The Manitou & Pikes Peak Cog Railway is one of “only a few cog railways in the world,” Tallman said. “Manitou & Pikes Peak Cog Railway wanted to see them (the railcars) preserved and thought this museum would be the most appropriate place.”
Tallman got the call from the general manager of the Manitou & Pikes Peak Cog Railway in December. At that time, the general manager said the railway is undergoing redevelopment and needed to get rid of some old railcars, Tallman said. The railcars fit the museum’s collection policy — a few of the stipulations being that the railcars operated in Colorado, and that they are historic and iconic.
The museum’s board approved the acquisition on Feb. 9. The railcars were then loaded on flatbed trucks and arrived in Golden Feb. 14-16.

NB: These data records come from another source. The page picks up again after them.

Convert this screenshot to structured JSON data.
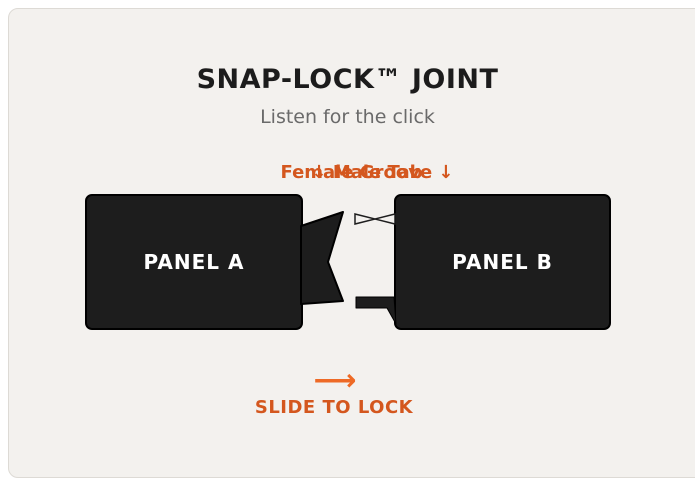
{
  "diagram": {
    "title": "SNAP-LOCK™ JOINT",
    "subtitle": "Listen for the click",
    "callout_left": "↓ Male Tab",
    "callout_right": "Female Groove ↓",
    "panel_a_label": "PANEL A",
    "panel_b_label": "PANEL B",
    "direction_arrow": "⟶",
    "action_label": "SLIDE TO LOCK"
  },
  "colors": {
    "background": "#f3f1ee",
    "panel_fill": "#1d1d1d",
    "accent": "#d4571e",
    "arrow": "#ee6a26"
  },
  "icons": {
    "direction": "arrow-right-icon"
  }
}
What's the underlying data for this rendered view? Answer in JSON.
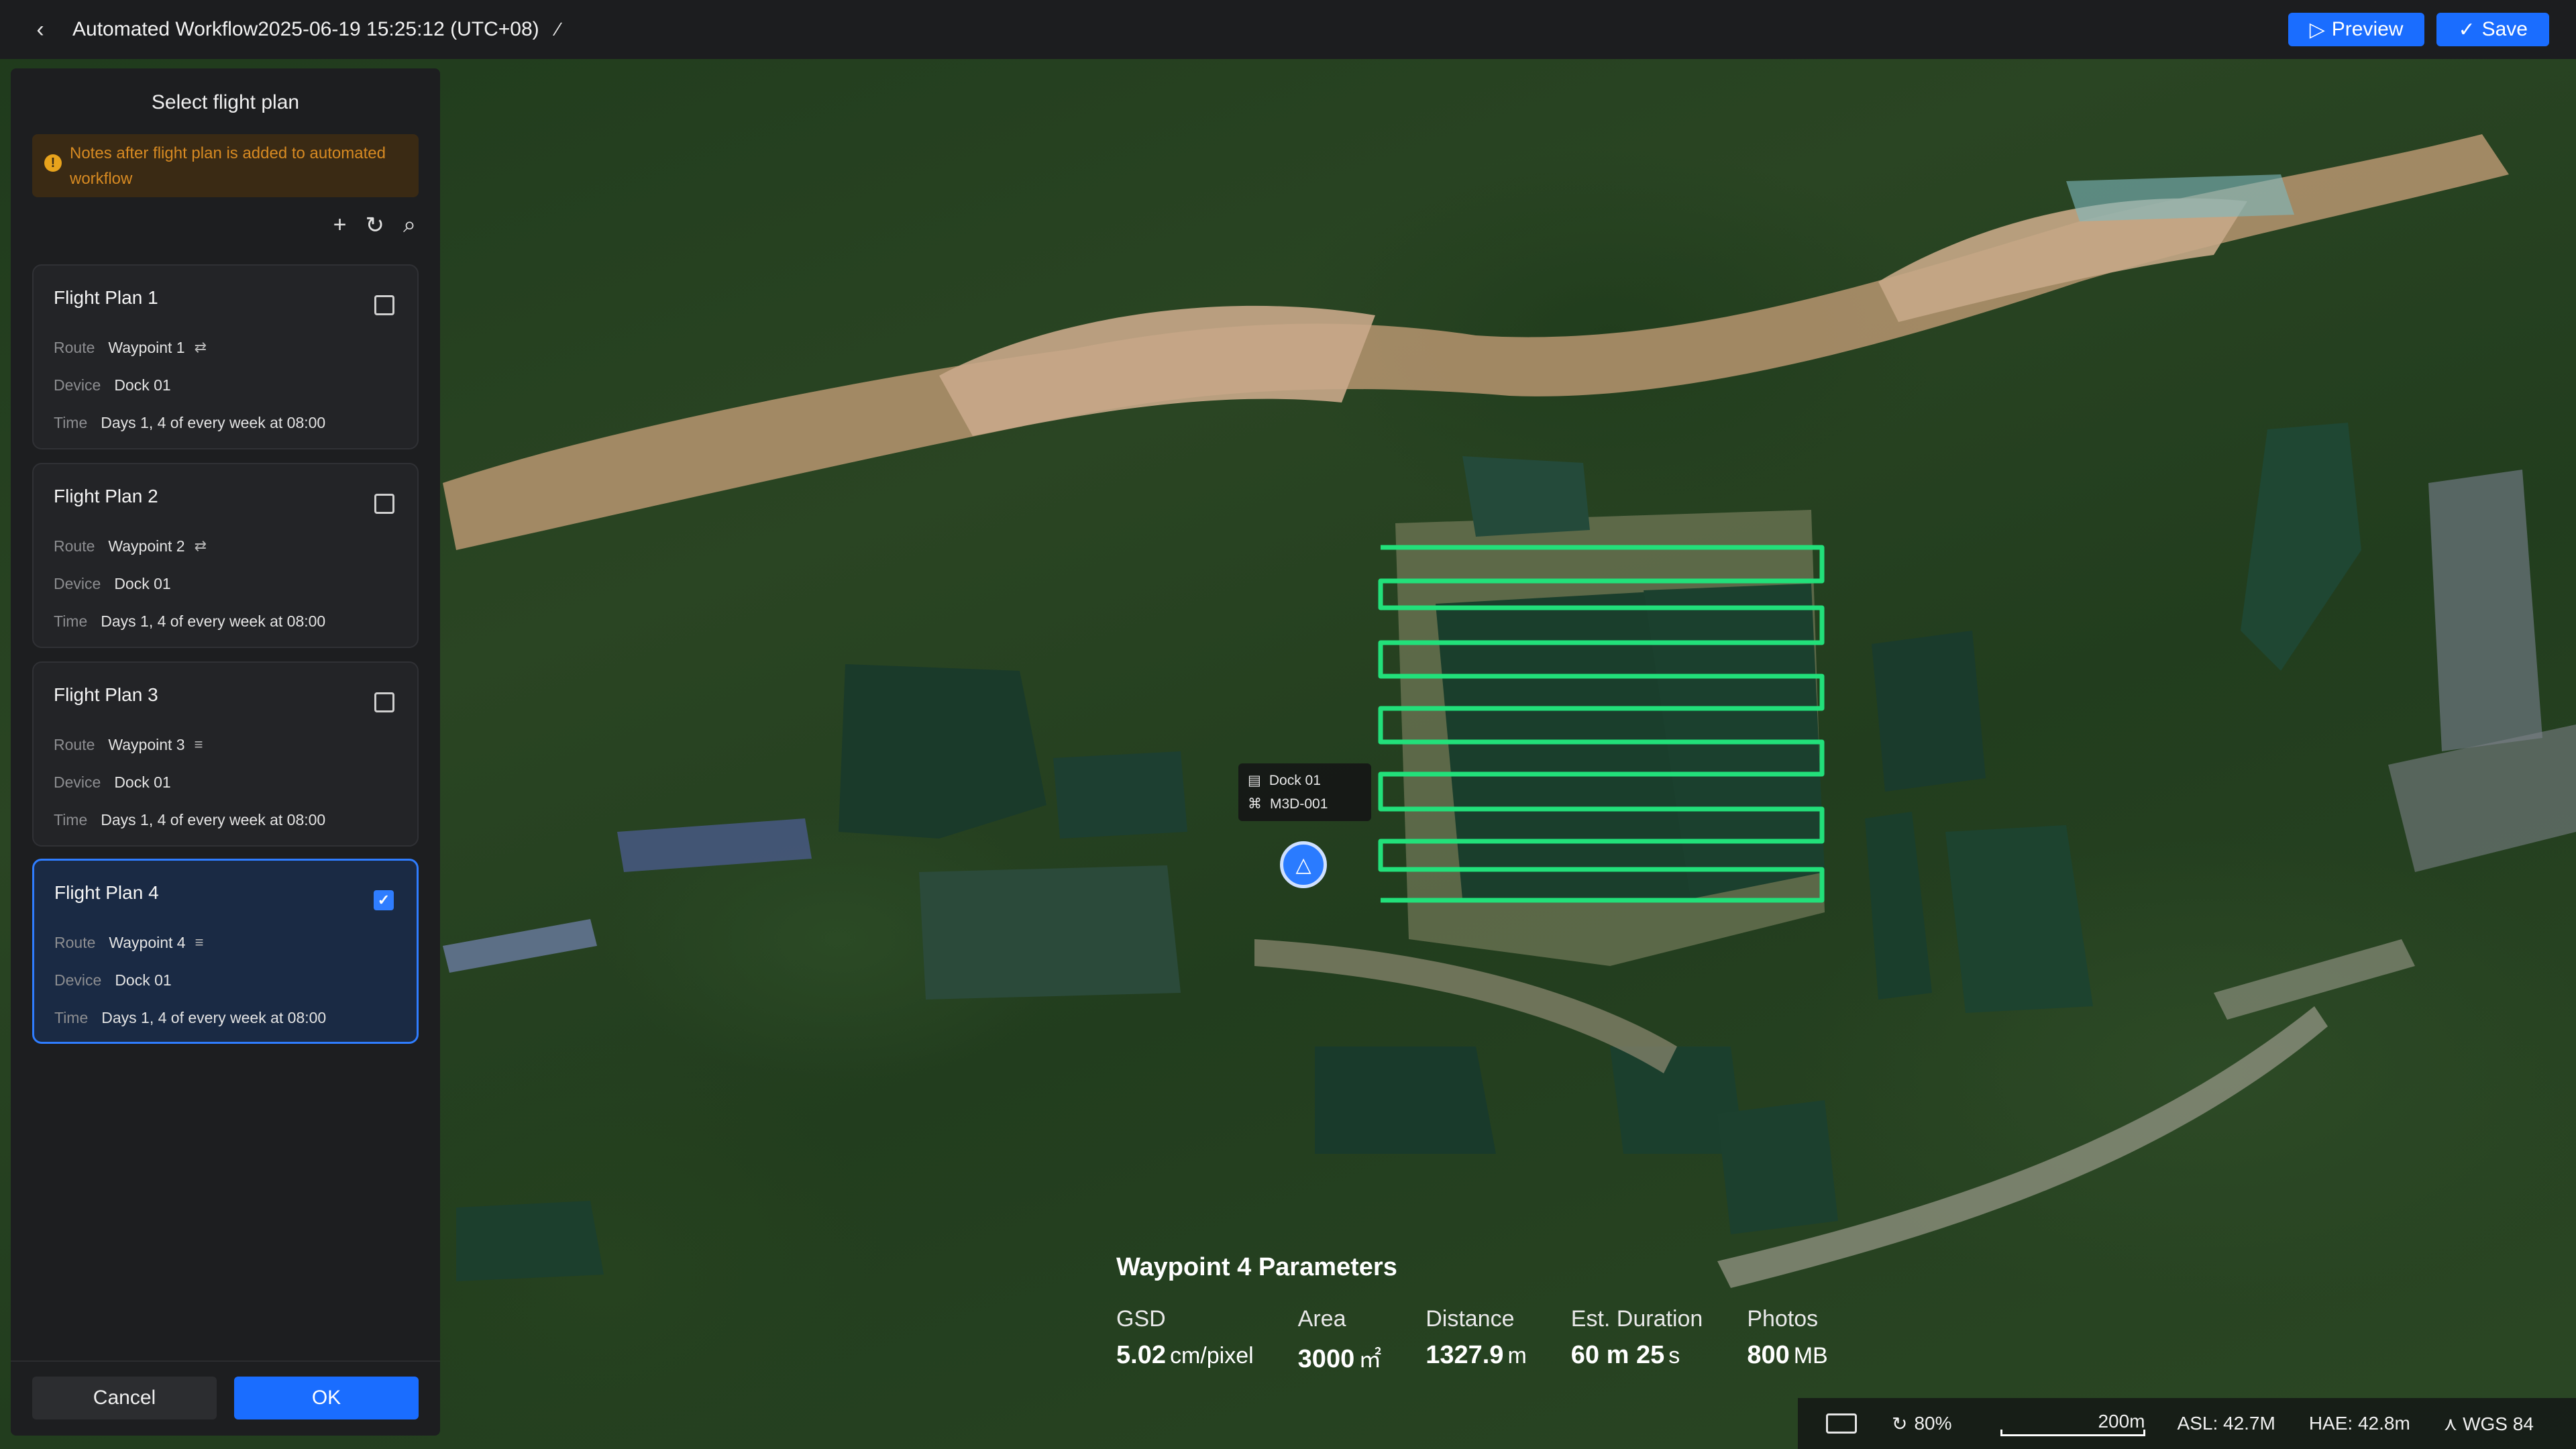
{
  "header": {
    "back_icon": "chevron-left-icon",
    "title": "Automated Workflow2025-06-19 15:25:12 (UTC+08)",
    "edit_icon": "pencil-icon",
    "preview_label": "Preview",
    "save_label": "Save"
  },
  "panel": {
    "title": "Select flight plan",
    "notice": "Notes after flight plan is added to automated workflow",
    "tools": [
      "plus-icon",
      "refresh-icon",
      "search-icon"
    ],
    "plans": [
      {
        "name": "Flight Plan 1",
        "route_label": "Route",
        "route": "Waypoint 1",
        "device_label": "Device",
        "device": "Dock 01",
        "time_label": "Time",
        "time": "Days 1, 4 of every week at 08:00",
        "checked": false
      },
      {
        "name": "Flight Plan 2",
        "route_label": "Route",
        "route": "Waypoint 2",
        "device_label": "Device",
        "device": "Dock 01",
        "time_label": "Time",
        "time": "Days 1, 4 of every week at 08:00",
        "checked": false
      },
      {
        "name": "Flight Plan 3",
        "route_label": "Route",
        "route": "Waypoint 3",
        "device_label": "Device",
        "device": "Dock 01",
        "time_label": "Time",
        "time": "Days 1, 4 of every week at 08:00",
        "checked": false
      },
      {
        "name": "Flight Plan 4",
        "route_label": "Route",
        "route": "Waypoint 4",
        "device_label": "Device",
        "device": "Dock 01",
        "time_label": "Time",
        "time": "Days 1, 4 of every week at 08:00",
        "checked": true
      }
    ],
    "cancel_label": "Cancel",
    "ok_label": "OK"
  },
  "map": {
    "dock_name": "Dock 01",
    "drone_name": "M3D-001",
    "route_color": "#22e07a"
  },
  "parameters": {
    "title": "Waypoint 4 Parameters",
    "items": [
      {
        "label": "GSD",
        "value": "5.02",
        "unit": "cm/pixel"
      },
      {
        "label": "Area",
        "value": "3000",
        "unit": "㎡"
      },
      {
        "label": "Distance",
        "value": "1327.9",
        "unit": "m"
      },
      {
        "label": "Est. Duration",
        "value": "60 m 25",
        "unit": "s"
      },
      {
        "label": "Photos",
        "value": "800",
        "unit": "MB"
      }
    ]
  },
  "status": {
    "zoom": "80%",
    "scale": "200m",
    "asl": "ASL: 42.7M",
    "hae": "HAE:  42.8m",
    "crs": "WGS 84"
  },
  "colors": {
    "accent": "#1a6dff",
    "warning": "#d78a22",
    "selected_border": "#2f7dff"
  }
}
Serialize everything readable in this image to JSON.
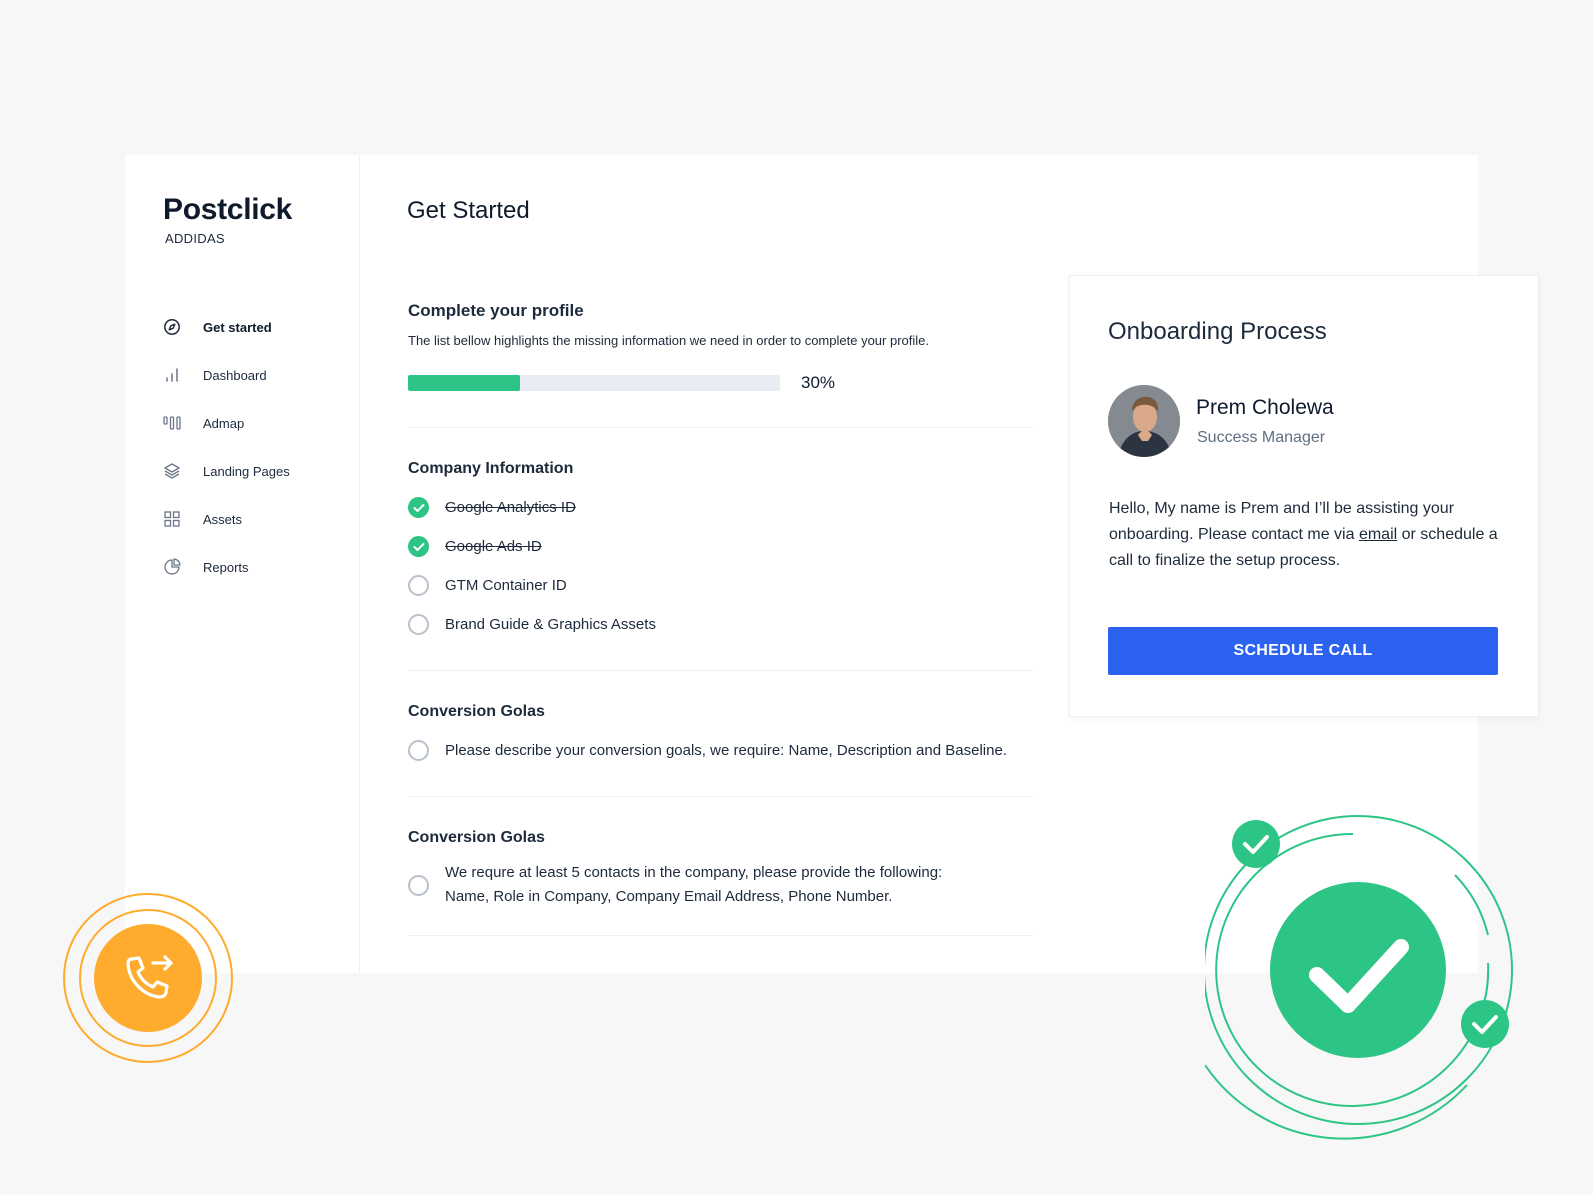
{
  "brand": {
    "name": "Postclick",
    "account": "ADDIDAS"
  },
  "sidebar": {
    "items": [
      {
        "label": "Get started",
        "icon": "compass-icon",
        "active": true
      },
      {
        "label": "Dashboard",
        "icon": "bar-chart-icon"
      },
      {
        "label": "Admap",
        "icon": "columns-icon"
      },
      {
        "label": "Landing Pages",
        "icon": "layers-icon"
      },
      {
        "label": "Assets",
        "icon": "grid-icon"
      },
      {
        "label": "Reports",
        "icon": "pie-chart-icon"
      }
    ]
  },
  "page": {
    "title": "Get Started"
  },
  "profile": {
    "title": "Complete your profile",
    "description": "The list bellow highlights the missing information we need in order to complete your profile.",
    "progress": 30,
    "progress_label": "30%"
  },
  "company": {
    "title": "Company Information",
    "items": [
      {
        "label": "Google Analytics ID",
        "done": true
      },
      {
        "label": "Google Ads ID",
        "done": true
      },
      {
        "label": "GTM Container ID",
        "done": false
      },
      {
        "label": "Brand Guide & Graphics Assets",
        "done": false
      }
    ]
  },
  "goals": {
    "title": "Conversion Golas",
    "items": [
      {
        "label": "Please describe your conversion goals, we require: Name, Description and Baseline.",
        "done": false
      }
    ]
  },
  "contacts": {
    "title": "Conversion Golas",
    "items": [
      {
        "line1": "We requre at least 5 contacts in the company, please provide the following:",
        "line2": "Name, Role in Company, Company Email Address, Phone Number.",
        "done": false
      }
    ]
  },
  "onboarding": {
    "title": "Onboarding Process",
    "name": "Prem Cholewa",
    "role": "Success Manager",
    "text_before": "Hello, My name is Prem and I’ll be assisting your onboarding. Please contact me via ",
    "link": "email",
    "text_after": " or schedule a call to finalize the setup process.",
    "button": "SCHEDULE CALL"
  },
  "colors": {
    "accent_blue": "#2b62f0",
    "success_green": "#2dc585",
    "call_orange": "#ffab2e"
  }
}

The three railcars are available for viewing now at the museum’s Roundhouse, but will eventually be moved to their permanent location on the museum’s grounds to a spot where they can be showcased in a way that highlights what they used to do — possibly on a track on the nearby hillside — said Jeff Taylor, the Colorado Railroad Museum’s curator of rolling stock and equipment.
“It’s all part of the interpretive idea,” Taylor said. “They help tell the evolution of railroad equipment.”
He added that he hopes visitors who see the railcars will either be able to re-live a memory of the Manitou & Pikes Peak Cog Railway or “get a unique understanding of what the railroad used to be.”